Tengo claro que Jesús y el Reino son dos realidades inseparables. Que la presencia de Jesús entre nosotros significa la cercanía de Dios y de su Reino. Lo demás…… ¡ya me gustaría pregúntarselo a san Lucas!

¡Pues no es mala idea! Veamos lo que nos dice en su Evangelio:

+  Para aquella joven nazarena orante, escuchadora de la Palabra, disponible y obediente… la llegada de Dios fue inesperada y turbadora, en medio de sus actividades cotidianas, en su casa. Aquel Ángel, después de invitarla a la alegría, no le dio demasiadas explicaciones. Pero ella no dejó escapar la ocasión de aceptar y acoger. De modo que el Reino empezó a estar «dentro» de ella, y gracias a ella, «en medio» de nosotros.

+ Para los pastores de Belén, que pasaban la noche al raso, haciendo sus cosas de cada día, y primeros testigos de la llegada del Salvador y su Reino, la luz de Dios les envolvió de pronto, por sorpresa, y el ángel les invitó a la alegría y a no tener miedo y a acudir donde estaba un niño entre pañales en un pesebre. Nada llamativos esos signos. Pero ellos «fueron aprisa» y comprobaron  que era cierto lo que habían visto y oído. Se llenaron de gozo y de esperanza.

+  Para los habitantes de Nazareth, la ciudad donde se había criado, la experiencia fue bien diferente. No vieron en él nada «espectacular», era «el hijo de José», querían ver alguna maravilla para creer… y le echaron de la ciudad con intenciones de despeñarlo. Perdieron la ocasión de acoger la presencia del que traía la liberación a los pobres, ciegos y oprimidos en su propia ciudad. 

+  La cercanía y presencia de Dios supone que los demonios son expulsados y destruidos, y que enfermedades de todo tipo son curadas. La presencia del Reino significa dignificación, salvación, liberación y curación para los que acuden a él. 

+  Para los discípulos y apóstoles, se trata de una llamada a seguirle, a estar con él, mientras andaban entre redes, o en la mesa de los impuestos. Lo dejan todo de inmediato, y se van con él. Y tuvieron la oportunidad de pasar no sólo uno, sino muchos días en compañía del Hijo del Hombre. Y luego serán enviados en su nombre, a hacer sus mismas obras de curación y liberación

+  La «novedad» que trae Jesús es una llamada a la felicidad y la bienaventuranza, especialmente para los pobres, los que lloran, los perseguidos por ser de los suyos… y que la Ley y todos sus cumplimientos queda superada, que no son «méritos» para alcanzar a Dios, que a Dios se le alcanza dejándose afectar por su misericordia, reconociendo nuestra condición de pecadores.

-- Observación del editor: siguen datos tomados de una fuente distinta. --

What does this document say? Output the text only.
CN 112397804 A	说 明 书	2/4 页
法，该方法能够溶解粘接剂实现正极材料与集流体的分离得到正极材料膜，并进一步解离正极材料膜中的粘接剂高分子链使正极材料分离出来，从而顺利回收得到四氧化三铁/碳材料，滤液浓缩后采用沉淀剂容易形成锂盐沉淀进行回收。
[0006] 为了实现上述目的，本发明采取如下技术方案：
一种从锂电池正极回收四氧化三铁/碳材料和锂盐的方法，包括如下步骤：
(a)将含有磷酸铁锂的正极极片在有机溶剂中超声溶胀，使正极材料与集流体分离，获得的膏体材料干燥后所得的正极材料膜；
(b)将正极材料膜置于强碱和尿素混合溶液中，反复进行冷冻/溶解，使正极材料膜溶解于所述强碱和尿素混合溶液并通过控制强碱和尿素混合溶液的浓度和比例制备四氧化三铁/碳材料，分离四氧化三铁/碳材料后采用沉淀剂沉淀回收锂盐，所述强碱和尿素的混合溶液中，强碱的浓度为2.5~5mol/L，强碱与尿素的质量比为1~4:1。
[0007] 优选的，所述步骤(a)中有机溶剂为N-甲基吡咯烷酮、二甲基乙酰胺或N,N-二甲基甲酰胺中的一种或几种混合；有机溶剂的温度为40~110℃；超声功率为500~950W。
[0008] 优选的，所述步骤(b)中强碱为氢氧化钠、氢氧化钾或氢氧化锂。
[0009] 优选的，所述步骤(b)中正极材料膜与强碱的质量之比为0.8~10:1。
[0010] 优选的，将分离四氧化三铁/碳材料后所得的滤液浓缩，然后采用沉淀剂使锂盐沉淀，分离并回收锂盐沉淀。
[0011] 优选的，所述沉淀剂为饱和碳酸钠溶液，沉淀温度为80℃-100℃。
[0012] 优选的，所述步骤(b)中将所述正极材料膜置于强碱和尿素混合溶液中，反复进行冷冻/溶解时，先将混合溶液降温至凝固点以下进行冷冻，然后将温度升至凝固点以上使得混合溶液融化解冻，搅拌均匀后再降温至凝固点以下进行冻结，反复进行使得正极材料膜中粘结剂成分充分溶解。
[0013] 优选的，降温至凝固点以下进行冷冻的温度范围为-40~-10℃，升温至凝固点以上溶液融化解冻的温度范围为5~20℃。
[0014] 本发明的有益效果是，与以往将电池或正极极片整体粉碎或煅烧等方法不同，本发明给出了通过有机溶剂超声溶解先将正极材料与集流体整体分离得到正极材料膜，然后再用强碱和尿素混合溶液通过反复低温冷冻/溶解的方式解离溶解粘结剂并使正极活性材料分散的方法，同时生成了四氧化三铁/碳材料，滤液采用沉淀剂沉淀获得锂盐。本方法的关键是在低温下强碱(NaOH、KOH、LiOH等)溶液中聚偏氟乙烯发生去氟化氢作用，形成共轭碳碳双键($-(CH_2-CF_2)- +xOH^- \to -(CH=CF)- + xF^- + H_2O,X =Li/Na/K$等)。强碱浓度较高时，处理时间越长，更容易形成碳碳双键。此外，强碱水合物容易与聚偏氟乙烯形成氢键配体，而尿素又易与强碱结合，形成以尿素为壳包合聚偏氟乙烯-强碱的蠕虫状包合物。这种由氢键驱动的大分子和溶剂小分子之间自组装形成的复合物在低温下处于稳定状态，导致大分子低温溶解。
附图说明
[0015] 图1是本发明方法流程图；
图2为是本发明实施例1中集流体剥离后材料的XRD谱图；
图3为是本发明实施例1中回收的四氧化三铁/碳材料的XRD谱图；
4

+  La presencia del Reino tiene poco de llamativa. Es una luz que alumbra a los de casa, un poco de levadura o de sal metidas en la masa, una semilla que va creciendo despacio, un grano de mostaza… Las cosas cambian con la presencia de Dios, son mucho mejores… pero fácilmente pasan inadvertidas para muchos.

+  Los que acudieron al «espectáculo» de su crucifixión, no sacaron nada en claro (salvo aquel centurión), a pesar de que las tinieblas cubrieron la ciudad a mediodía, mientras se oscurecía el sol. Y sólo algunos tuvieron la dicha de experimentar que la muerte no había podido con él, mientras acudían al sepulcro son sus ungüentos, o partían el pan cerca de Emaús, o se reunían llenos de miedo en el cenáculo.

Por no alargarnos más, y pidiendo disculpas por no haber matizado demasiado: Se trata de descubrir su presencia callada pero eficaz y hacerle presente como luz y sal, en las cosas de cada día, en el mundo y dentro de cada uno. De responder sobre todo a la voz de su Palabra y seguirle. De curar, liberar, acoger, perdonar en su nombre, y ser enviados como testigos de su Resurrección. Una presencia, una tarea, una esperanza… de que vaya creciendo el Reino, de que «venga» (Padrenuestro), de que llegue a su plenitud. La «hora» no es cosa nuestra. Pero ya ha comenzado la cuenta atrás. La semilla  está sembrada, la levadura en la masa, los suyos trabajando, y «cada día», «hoy» puede ser el día. Que nos encuentre en vela y trabajando.